Sustainable architecture" is now well known, especially as a reaction to the risks inherent in climate change, but the Aga Khan Award for Architecture has been giving out its prize to projects that are good for people and the planet for at least 40 years.

The Aga Khan Development Network (AKDN) notes that although selection is always based on the principle of excellence, the independent Master Jury has nonetheless chosen many projects that are eco-friendly.

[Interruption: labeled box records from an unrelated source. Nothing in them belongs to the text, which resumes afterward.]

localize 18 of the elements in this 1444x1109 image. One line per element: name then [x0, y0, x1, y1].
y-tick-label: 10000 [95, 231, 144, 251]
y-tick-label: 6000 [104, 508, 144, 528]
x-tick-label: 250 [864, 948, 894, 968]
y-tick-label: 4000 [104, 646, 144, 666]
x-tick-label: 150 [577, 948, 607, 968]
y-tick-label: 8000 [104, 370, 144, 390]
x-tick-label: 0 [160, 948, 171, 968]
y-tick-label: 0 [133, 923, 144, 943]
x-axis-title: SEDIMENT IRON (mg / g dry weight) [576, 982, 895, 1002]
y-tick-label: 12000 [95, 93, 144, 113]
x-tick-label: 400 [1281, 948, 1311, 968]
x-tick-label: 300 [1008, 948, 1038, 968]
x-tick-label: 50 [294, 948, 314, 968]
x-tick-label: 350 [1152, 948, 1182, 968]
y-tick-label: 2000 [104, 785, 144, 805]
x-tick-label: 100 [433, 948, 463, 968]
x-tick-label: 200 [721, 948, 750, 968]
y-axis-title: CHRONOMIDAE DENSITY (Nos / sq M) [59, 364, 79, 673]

Sustainable architecture that has received the Award ranges from Ken Yeang's ground-breaking bioclimatic office building in Malaysia (1995) – a "high-rise in the tropics - with a difference" – to a primary school in Burkina Faso whose "clay walls are topped with a double roof structure of adobe and tin that blocks the heat of the sun" designed by architect Diébédo Francis Kéré (2004).  It includes the Wadi Hanifa Wetlands project in Saudi Arabia (2010), which incorporates an "environmentally sensitive wastewater treatment facility that provides additional water resources", and an amphibious school in Bangladesh designed by Saif Ul Haque (2019) "that does not disrupt the river environment, but adapts in response to flooding in the monsoon season with the innovative use of traditional local building methods and materials".

Sustainable architecture is architecture that seeks to minimize the negative environmental impact of buildings by efficiency and moderation in the use of materials, energy, development space and the ecosystem at large.  Sustainable architecture uses a conscious approach to energy and ecological conservation in the design of the built environment.